I think a more realistic view might be ‘targeted infill drilling’ on the basis of better monitoring. The industry needs to improve technology such as 3-D seismic, microseismic, tracer technology during and after fracture treatments, use of fiber optics to measure pressure and temperature along the wellbore both during and after the fracture treatment, and better models to interpret all the data obtained during monitoring. With better analyses, the industry will be able to target specific areas for infill drilling both by layer and areal extent.
If we learn more about where (which layers) the hydraulic fractures grow and more about the length and conductivity of these hydraulic fractures, we will most likely find that all of the layers in these formations that are hundreds or thousands of feet thick are not being drained efficiently. Once we can determine what part of the layered reservoir is being drained by existing wells, we can then develop an infill drilling plan to tap into the rest of the reservoir that is not being drained.
E&P: Will this unconventional drive eventually spread globally? Despite much talk of it in recent years, the activity internationally has been disappointingly sparse.
Holditch: There is no doubt in my mind that unconventional reservoirs containing enormous volumes of oil and gas exist in every oil and gas basin in the world. When a basin has produced a lot of oil and gas, it must have source rocks to have generated the oil and gas now trapped in the conventional rocks. In the U.S. we are essentially producing oil and gas from what we have always considered source rocks. So every oil and gas basin in the world has source rocks that can be produced in the future. Obviously, the key will be demand, price and infrastructure. The largest obstacle so far has been infrastructure. One has to have the markets, the legal structure, the pipelines/transportation, the rigs, the fracturing equipment and the people who know what they are doing for the successful development of an unconventional reservoir, even after the productivity of the reservoir has been established.
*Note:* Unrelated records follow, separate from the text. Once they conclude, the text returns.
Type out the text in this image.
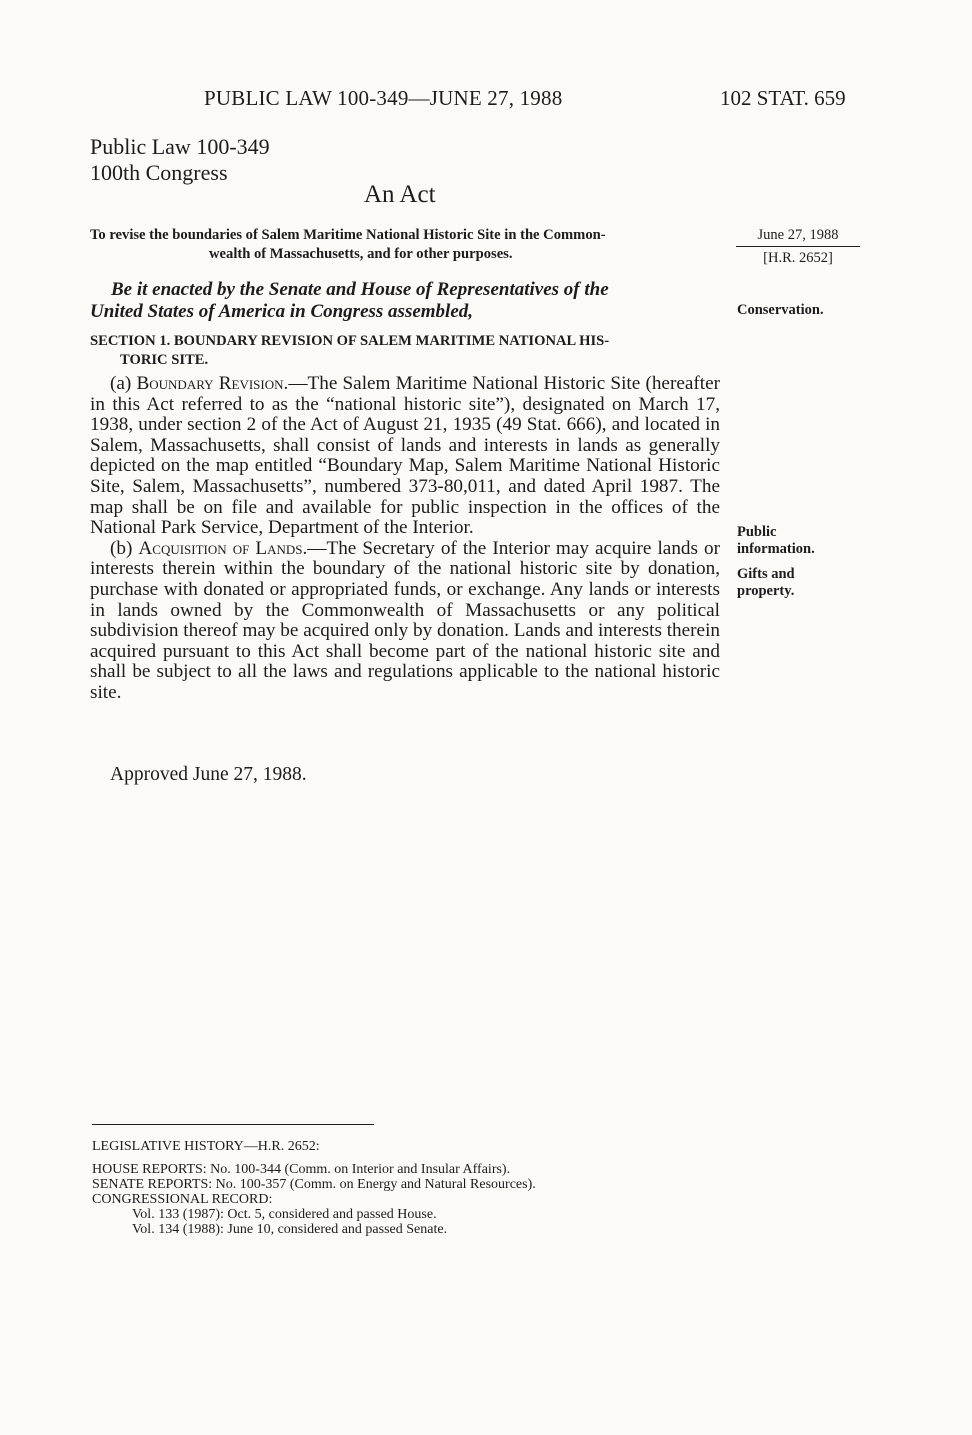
PUBLIC LAW 100-349—JUNE 27, 1988	102 STAT. 659
Public Law 100-349
100th Congress
An Act
To revise the boundaries of Salem Maritime National Historic Site in the Common-
wealth of Massachusetts, and for other purposes.
June 27, 1988
[H.R. 2652]
Be it enacted by the Senate and House of Representatives of the
United States of America in Congress assembled,	Conservation.
SECTION 1. BOUNDARY REVISION OF SALEM MARITIME NATIONAL HIS-
TORIC SITE.

(a) Boundary Revision.—The Salem Maritime National Historic Site (hereafter in this Act referred to as the “national historic site”), designated on March 17, 1938, under section 2 of the Act of August 21, 1935 (49 Stat. 666), and located in Salem, Massachusetts, shall consist of lands and interests in lands as generally depicted on the map entitled “Boundary Map, Salem Maritime National Historic Site, Salem, Massachusetts”, numbered 373-80,011, and dated April 1987. The map shall be on file and available for public inspection in the offices of the National Park Service, Department of the Interior.

(b) Acquisition of Lands.—The Secretary of the Interior may acquire lands or interests therein within the boundary of the national historic site by donation, purchase with donated or appropriated funds, or exchange. Any lands or interests in lands owned by the Commonwealth of Massachusetts or any political subdivision thereof may be acquired only by donation. Lands and interests therein acquired pursuant to this Act shall become part of the national historic site and shall be subject to all the laws and regulations applicable to the national historic site.

Public
information.
Gifts and
property.
Approved June 27, 1988.
LEGISLATIVE HISTORY—H.R. 2652:
HOUSE REPORTS: No. 100-344 (Comm. on Interior and Insular Affairs).
SENATE REPORTS: No. 100-357 (Comm. on Energy and Natural Resources).
CONGRESSIONAL RECORD:
Vol. 133 (1987): Oct. 5, considered and passed House.
Vol. 134 (1988): June 10, considered and passed Senate.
E&P: The 2001 article highlighted your thoughts 15 years ago, which were remarkably accurate in light of what happened in the following years. Where do you think the shale industry will be in another 15 years? Can you paint a picture for us?
Holditch: As long as the world population continues to increase and the people on Earth want a higher standard of living, we will need more energy. Western civilization is becoming more energy-efficient and is using more renewable energy. However, in most of the world there is a lack of energy for improving the standard of living. So I am assuming that the predictions that the demand for energy—and specifically oil and gas—will continue to increase for 40 years or more is a valid view of the future.
Given the assumption of an increase in global demand, I believe the oil and gas industry will continue to find and develop the supply. It is clear that the oil we will need will not come from new discoveries in conventional reservoirs. The oil the world will need will come from unconventional reservoir development such as shale and even the heavy oil from Canada and Venezuela. However, I think the development of oil and gas from shale formations is just beginning, both in North America and elsewhere in the world. Never underestimate the entrepreneurial nature of those in the oil and gas business.